# KNN Classifiers
Create a custom KNN classifier for the music dataset.

## Create Dataset

In [1]:
import numpy as np
import pandas as pd
import matplotlib.pyplot as plt
import scipy
from sklearn.neighbors import KNeighborsClassifier

%matplotlib inline

In [2]:
music = pd.DataFrame()

# Some data to play with.
music['duration'] = [184, 134, 243, 186, 122, 197, 294, 382, 102, 264, 
                     205, 110, 307, 110, 397, 153, 190, 192, 210, 403,
                     164, 198, 204, 253, 234, 190, 182, 401, 376, 102]
music['loudness'] = [18, 34, 43, 36, 22, 9, 29, 22, 10, 24, 
                     20, 10, 17, 51, 7, 13, 19, 12, 21, 22,
                     16, 18, 4, 23, 34, 19, 14, 11, 37, 42]

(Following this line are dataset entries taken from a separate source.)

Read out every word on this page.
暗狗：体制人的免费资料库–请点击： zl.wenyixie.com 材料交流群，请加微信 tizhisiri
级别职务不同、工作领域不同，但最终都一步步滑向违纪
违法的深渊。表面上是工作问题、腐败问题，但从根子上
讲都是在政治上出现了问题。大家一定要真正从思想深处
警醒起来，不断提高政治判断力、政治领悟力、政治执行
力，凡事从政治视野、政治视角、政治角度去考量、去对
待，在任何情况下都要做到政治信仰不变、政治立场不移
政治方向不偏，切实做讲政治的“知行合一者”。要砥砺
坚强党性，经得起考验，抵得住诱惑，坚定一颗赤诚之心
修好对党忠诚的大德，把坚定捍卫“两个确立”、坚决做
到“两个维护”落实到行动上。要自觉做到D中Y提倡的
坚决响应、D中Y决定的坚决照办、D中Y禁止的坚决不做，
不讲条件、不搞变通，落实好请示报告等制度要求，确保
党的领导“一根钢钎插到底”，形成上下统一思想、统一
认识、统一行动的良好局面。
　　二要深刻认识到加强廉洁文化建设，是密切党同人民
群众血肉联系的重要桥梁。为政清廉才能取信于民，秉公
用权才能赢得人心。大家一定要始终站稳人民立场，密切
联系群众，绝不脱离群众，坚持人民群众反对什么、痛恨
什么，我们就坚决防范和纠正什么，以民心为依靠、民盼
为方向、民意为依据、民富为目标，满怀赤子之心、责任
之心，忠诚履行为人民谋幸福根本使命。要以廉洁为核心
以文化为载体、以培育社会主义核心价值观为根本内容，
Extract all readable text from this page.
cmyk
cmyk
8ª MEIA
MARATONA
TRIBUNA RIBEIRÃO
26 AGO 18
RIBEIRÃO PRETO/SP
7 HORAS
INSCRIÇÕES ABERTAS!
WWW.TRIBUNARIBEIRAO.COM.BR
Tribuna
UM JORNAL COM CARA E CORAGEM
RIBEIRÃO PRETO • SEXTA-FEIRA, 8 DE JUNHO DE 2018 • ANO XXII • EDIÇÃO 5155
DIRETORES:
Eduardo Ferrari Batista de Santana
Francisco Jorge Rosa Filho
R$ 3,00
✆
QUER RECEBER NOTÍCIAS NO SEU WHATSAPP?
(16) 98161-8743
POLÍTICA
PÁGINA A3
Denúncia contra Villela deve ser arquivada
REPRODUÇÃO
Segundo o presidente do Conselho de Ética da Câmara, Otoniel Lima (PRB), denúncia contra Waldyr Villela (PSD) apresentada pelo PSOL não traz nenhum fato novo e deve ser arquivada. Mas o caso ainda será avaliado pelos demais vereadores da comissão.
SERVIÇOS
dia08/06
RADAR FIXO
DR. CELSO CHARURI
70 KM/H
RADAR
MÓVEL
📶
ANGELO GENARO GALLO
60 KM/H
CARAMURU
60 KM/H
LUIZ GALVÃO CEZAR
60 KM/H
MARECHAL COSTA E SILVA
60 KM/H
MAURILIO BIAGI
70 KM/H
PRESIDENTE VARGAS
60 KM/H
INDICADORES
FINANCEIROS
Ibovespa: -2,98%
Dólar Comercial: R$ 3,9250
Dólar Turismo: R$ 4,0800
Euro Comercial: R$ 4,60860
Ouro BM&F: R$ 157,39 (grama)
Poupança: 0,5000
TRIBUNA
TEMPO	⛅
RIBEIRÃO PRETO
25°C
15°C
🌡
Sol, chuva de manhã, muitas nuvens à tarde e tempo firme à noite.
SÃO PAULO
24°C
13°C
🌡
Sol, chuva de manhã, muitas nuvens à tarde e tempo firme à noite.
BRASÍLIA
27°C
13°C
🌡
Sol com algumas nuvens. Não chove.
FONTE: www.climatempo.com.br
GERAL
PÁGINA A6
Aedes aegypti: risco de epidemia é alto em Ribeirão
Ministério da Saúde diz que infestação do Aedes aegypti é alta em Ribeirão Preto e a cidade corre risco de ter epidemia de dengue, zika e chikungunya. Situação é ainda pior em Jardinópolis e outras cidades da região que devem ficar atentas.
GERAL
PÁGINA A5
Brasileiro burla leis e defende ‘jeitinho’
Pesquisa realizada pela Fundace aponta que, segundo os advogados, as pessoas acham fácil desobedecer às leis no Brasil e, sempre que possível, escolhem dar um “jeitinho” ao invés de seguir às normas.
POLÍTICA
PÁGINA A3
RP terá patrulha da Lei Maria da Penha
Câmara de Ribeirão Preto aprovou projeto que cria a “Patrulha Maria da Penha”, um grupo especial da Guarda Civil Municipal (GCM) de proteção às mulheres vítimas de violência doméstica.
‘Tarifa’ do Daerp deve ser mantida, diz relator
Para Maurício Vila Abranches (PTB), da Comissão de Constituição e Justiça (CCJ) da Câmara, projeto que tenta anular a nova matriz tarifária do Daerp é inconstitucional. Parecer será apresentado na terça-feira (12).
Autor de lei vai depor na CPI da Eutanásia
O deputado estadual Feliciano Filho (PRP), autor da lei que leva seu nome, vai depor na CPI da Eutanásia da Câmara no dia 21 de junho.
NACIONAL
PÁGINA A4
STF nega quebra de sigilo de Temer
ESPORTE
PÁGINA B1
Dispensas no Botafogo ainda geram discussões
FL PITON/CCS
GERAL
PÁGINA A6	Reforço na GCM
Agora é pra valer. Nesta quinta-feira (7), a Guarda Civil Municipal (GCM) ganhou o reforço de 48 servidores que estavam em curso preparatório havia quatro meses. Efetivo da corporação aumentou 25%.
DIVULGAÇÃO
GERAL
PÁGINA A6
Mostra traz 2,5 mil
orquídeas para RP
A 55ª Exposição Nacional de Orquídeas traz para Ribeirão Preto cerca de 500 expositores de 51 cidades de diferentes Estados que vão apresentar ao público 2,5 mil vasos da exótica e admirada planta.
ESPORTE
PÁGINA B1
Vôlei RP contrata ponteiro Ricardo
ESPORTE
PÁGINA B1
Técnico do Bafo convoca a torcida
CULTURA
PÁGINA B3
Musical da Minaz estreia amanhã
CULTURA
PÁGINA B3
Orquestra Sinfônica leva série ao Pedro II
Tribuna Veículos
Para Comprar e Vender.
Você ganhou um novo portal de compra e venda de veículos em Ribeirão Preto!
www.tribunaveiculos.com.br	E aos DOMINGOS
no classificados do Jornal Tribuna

# We know whether the songs in our training data are jazz or not.
music['jazz'] = [ 1, 0, 0, 0, 1, 1, 0, 1, 1, 0,
                  0, 1, 1, 0, 1, 1, 0, 1, 1, 1,
                  1, 1, 1, 1, 0, 0, 1, 1, 0, 0]

## Custom Function

In [3]:
def predict_music(df, duration, loadness, k):
    df['distance'] = np.sqrt((duration - df['duration'])**2 + (loadness - df['loudness'])**2)
    df.sort_values(by='distance', inplace=True)
    df_k = df.iloc[:k, :].copy()
    prob_dict = {
        'jazz': len(df_k[df_k['jazz'] == 1]) / len(df_k),
        'rock': len(df_k[df_k['jazz'] == 0]) / len(df_k)
    }
    
    print('The probabilities are:')
    for key, value in prob_dict.items():
        print(f'{key}: {value}')
    
    print(f'Prediction: {max(prob_dict, key=prob_dict.get)} music')

In [4]:
predict_music(music, 190, 24, 5)

The probabilities are:
jazz: 0.6
rock: 0.4
Prediction: jazz music


## Using Scikit-Learn

In [5]:
def predict_music_sklearn(df, duration, loadness, k):
    neighbors = KNeighborsClassifier(n_neighbors=5)
    X = music[['loudness', 'duration']]
    Y = music.jazz
    neighbors.fit(X,Y)

    ## Predict for a 24 loudness, 190 seconds long song.
    prediction = neighbors.predict([[24, 190]])[0]
    probabilities = neighbors.predict_proba([[24, 190]])[0]
    
    music_type=''
    if prediction == 1:
        music_type = 'jazz'
    else:
        music_type = 'rock'
        
    prob_dict = {
        'jazz': probabilities[1],
        'rock': probabilities[0]
    }
    
    print('The probabilities are:')
    for key, value in prob_dict.items():
        print(f'{key}: {value}')
        
    print(f'Prediction: {music_type} music')

In [6]:
predict_music_sklearn(music, 190, 24, 5)

The probabilities are:
jazz: 0.6
rock: 0.4
Prediction: jazz music


I get the same answer as my custom function!